Philip Klein examines the Congressional Budget Office’s score of House Speaker John Boehner’s (R., Ohio) deficit plan:
House Speaker John Boehner’s plan to raise the debt limit will reduce deficits by just $1 billion in 2012 and $851 billion over the next decade, according to the Congressional Budget Office. The news that the deficit savings are backloaded to occur in years that the current Congress has no control over is likely to increase doubts among House conservatives who were already skeptical about the plan.
In total, the plan would reduce discretionary spending by $695 billion compared to current projections for 2012 through 2021, cut mandatory spending by $20 billion, and save $135 billion in interest payments.
In 2012, the one fiscal year that the current Congress has full control over, discretionary spending is only supposed to go down by $5 billion.
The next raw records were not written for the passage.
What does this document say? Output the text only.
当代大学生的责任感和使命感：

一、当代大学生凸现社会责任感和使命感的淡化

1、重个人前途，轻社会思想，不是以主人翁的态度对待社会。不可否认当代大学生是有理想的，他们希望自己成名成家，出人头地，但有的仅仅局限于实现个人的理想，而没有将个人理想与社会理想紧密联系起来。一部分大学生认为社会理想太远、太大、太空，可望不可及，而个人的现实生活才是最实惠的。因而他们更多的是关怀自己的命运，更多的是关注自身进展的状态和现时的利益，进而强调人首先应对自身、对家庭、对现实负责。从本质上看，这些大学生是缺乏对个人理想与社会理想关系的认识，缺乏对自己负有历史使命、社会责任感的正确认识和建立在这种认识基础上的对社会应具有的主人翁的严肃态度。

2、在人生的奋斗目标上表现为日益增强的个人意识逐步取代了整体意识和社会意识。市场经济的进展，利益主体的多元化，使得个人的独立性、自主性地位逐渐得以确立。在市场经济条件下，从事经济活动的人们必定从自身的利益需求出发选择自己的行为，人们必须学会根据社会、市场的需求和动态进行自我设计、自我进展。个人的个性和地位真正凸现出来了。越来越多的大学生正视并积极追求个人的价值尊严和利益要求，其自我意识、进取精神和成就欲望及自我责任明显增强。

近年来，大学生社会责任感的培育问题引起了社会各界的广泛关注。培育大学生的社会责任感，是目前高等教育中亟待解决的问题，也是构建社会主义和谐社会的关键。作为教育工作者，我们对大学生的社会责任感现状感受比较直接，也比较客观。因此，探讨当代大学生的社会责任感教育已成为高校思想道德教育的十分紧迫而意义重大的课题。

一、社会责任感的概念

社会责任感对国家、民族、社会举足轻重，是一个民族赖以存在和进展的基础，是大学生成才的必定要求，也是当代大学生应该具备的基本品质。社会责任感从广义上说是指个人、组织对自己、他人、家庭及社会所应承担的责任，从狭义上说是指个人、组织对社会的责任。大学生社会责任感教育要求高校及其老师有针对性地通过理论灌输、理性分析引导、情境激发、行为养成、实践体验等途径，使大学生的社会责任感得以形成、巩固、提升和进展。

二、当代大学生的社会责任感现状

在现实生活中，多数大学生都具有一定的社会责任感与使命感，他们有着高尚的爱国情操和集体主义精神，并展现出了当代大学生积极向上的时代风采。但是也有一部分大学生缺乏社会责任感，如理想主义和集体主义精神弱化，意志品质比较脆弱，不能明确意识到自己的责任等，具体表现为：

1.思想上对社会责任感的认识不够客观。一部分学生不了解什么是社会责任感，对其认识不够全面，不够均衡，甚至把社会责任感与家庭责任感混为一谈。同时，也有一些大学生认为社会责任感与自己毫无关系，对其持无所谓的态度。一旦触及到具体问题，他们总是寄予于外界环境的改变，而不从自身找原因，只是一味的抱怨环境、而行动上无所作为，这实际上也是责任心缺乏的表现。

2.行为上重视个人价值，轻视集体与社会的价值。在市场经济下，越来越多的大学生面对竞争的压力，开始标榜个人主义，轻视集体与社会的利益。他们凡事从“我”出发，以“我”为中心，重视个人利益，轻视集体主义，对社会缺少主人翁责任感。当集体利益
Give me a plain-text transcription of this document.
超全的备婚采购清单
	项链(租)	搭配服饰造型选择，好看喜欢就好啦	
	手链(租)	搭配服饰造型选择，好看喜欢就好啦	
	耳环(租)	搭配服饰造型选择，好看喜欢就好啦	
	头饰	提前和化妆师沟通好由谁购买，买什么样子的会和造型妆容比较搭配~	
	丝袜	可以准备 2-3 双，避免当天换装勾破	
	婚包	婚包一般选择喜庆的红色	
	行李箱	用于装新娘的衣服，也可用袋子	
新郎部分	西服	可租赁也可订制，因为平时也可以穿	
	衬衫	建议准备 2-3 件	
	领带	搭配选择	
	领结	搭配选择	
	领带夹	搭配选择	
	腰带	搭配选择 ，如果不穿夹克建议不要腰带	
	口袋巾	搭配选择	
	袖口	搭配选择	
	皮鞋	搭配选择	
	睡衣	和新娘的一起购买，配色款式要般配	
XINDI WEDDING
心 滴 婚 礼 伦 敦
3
Those savings are projected to increase over time reach $112 billion in 2021. But the problem with relying so heavily on discretionary spending cuts rather than structural reforms to mandatory programs is that it’s hard to bind future Congresses’s into meeting the caps.
These numbers don’t exactly inspire confidence, and it will be interesting to see how members react, if any minds are changed. Either way, this score would appear to confirm the narrative that Senate Majority Leader Harry Reid (D., Nev.) at least partially signed off the plan, before the White House rejected it.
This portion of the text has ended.